Marketing existed as a discipline long before the days of social media and smartphones. It was a common business practice even before there was an internet. But the introduction of the internet and its digital marketing offspring has changed how so many companies look at marketing. Unfortunately, the modern trend is to focus solely on promotion without accounting for the full marketing mix previous generations of marketers relied on.
Modern businesses have fallen into a trap: they treat marketing like a digital megaphone. If you’re not sure what that means, there’s a fantastic post on the Forbes website that tells the whole story. It identifies digital marketing’s current identity crisis and its root cause: focusing on promotion and ignoring the traditional ‘Seven P’s of Marketing’.
Companies interested in building brands that withstand the test of time must broaden their marketing strategies beyond digital marketing’s emphasis on promotion. Promotion is still good and necessary, but it is just one component in a much larger marketing mix.
The Holistic Seven P’s
As the Forbes piece points out, pre-internet era marketing was based on a matrix known as the ‘Four P’s: product, price, place, and promotion. Over time, the four expanded into seven. Here is a complete list of the seven components and what they refer to:
- Product –The object or service that solves a real problem or meets a genuine need.
- Price – The retail cost of an item relative to its value proposition.
- Place –The locations (both physical and digital) through which customers can access the product.
- Promotion – The story through which the product is presented to customers.
- People – The culture and service behind the brand promoting the product.
- Process – The journey that carries the customer from discovery to delivery.
- Physical Evidence – The tangible and digital cues that build customer trust.
Read More: Utah Asphalt Contractor Guide to Sealcoating and Longevity
When all seven P’s are fully integrated into an organization’s marketing plan, marketing becomes more than promotion. It becomes a process by which a brand establishes a relationship with customers, a relationship that doesn’t really end. From the first moment of discovery, the brand engages with the customer to keep them within the brand family.
The Promotion-Only Trap
Pixsan is a San Diego firm that offers web development, SEO, and digital marketing – all driven by data. While the firm agrees with the need for promotion, it also explains that there is a trap in the practice of making promotion the only focus.
That trap is found in the metrics used to measure success. Web companies and digital marketers can easily measure clicks and impressions. They can study likes and follows with very little effort. But as a marketer’s focus on promotional metrics increases, the importance of the remaining six P’s fades. Eventually, they are ignored altogether.

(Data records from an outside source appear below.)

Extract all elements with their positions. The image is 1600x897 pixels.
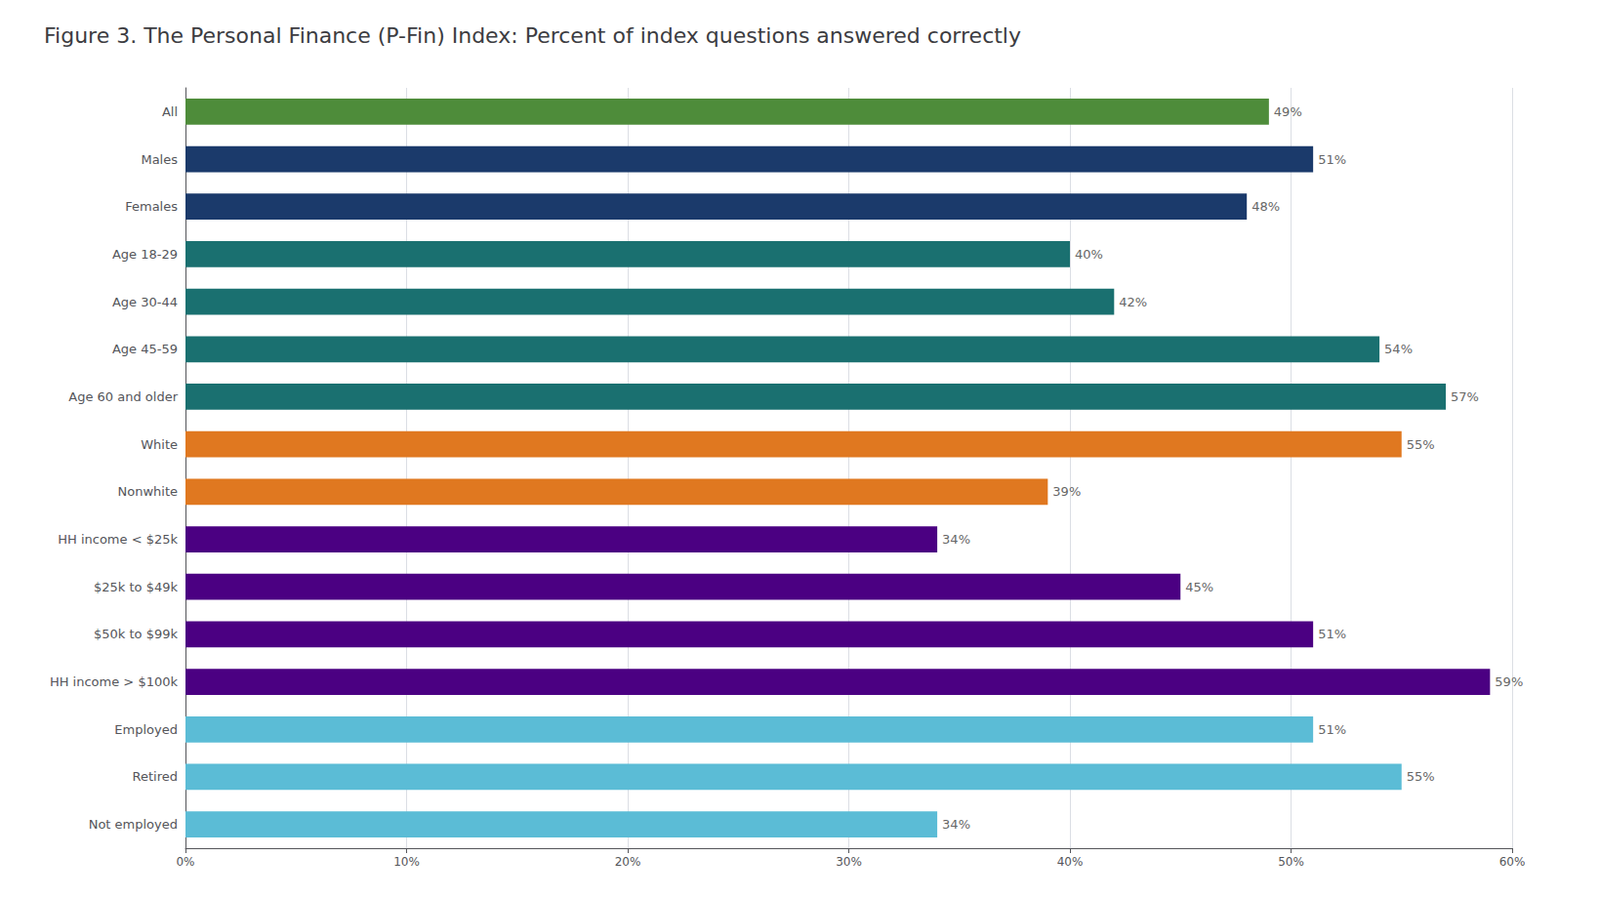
svg-text:Age 45-59: Age 45-59 [112,341,178,357]
svg-text:42%: 42% [1118,294,1148,310]
svg-text:30%: 30% [835,855,862,869]
svg-text:55%: 55% [1406,437,1436,452]
svg-text:$25k to $49k: $25k to $49k [93,579,178,595]
svg-text:40%: 40% [1057,855,1084,869]
svg-text:59%: 59% [1494,674,1523,690]
svg-text:Age 60 and older: Age 60 and older [68,389,178,405]
svg-text:0%: 0% [175,855,195,869]
svg-text:54%: 54% [1384,341,1413,357]
svg-text:Retired: Retired [132,769,178,784]
svg-text:34%: 34% [942,532,971,547]
svg-text:48%: 48% [1251,199,1280,214]
svg-text:Employed: Employed [114,722,178,738]
svg-text:Females: Females [124,199,178,214]
svg-text:51%: 51% [1317,722,1347,738]
svg-text:All: All [162,104,178,120]
svg-text:HH income > $100k: HH income > $100k [49,674,179,690]
svg-text:$50k to $99k: $50k to $99k [93,626,178,642]
svg-text:34%: 34% [942,817,971,832]
svg-text:HH income < $25k: HH income < $25k [57,532,178,547]
svg-text:60%: 60% [1499,855,1526,869]
svg-text:45%: 45% [1185,579,1214,595]
svg-text:Age 30-44: Age 30-44 [112,294,178,310]
svg-text:10%: 10% [393,855,420,869]
svg-text:Figure 3. The Personal Finance: Figure 3. The Personal Finance (P-Fin) I… [43,23,1022,48]
svg-text:White: White [140,437,178,452]
svg-text:40%: 40% [1074,246,1104,262]
svg-text:57%: 57% [1450,389,1479,405]
svg-text:50%: 50% [1277,855,1305,869]
svg-text:Not employed: Not employed [88,817,178,832]
svg-text:Nonwhite: Nonwhite [118,484,179,499]
svg-text:Age 18-29: Age 18-29 [112,246,178,262]
svg-text:51%: 51% [1317,152,1347,167]
svg-text:55%: 55% [1406,769,1436,784]
svg-text:49%: 49% [1273,104,1303,120]
svg-text:Males: Males [140,152,178,167]
svg-text:39%: 39% [1052,484,1081,499]
svg-text:20%: 20% [615,855,642,869]
svg-text:51%: 51% [1317,626,1347,642]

When promotion is the main goal, digital marketers become end-of-the-pipe sales associates trying to sell products and services they had no part in creating. They do not fully understand what they are selling, so they are incapable of helping their target audiences understand. Here is the real kicker: no amount of promotion will encourage customers to be loyal to a brand whose product or process is flawed.
Read More: A Simple Explanation of Tata Share and NELCO Share Prices
A Return to the Seven P’s
Generally speaking, modern digital marketing seems to be drifting. As the Forbes piece points out, it’s time for a return to the Seven P’s. It’s time to start preferring integration over insulation and experience over promotion. It is time to see pricing as a strategy rather than just a financial metric. Returning to the Seven P’s is possible if marketers and executives are willing to adopt a new mindset.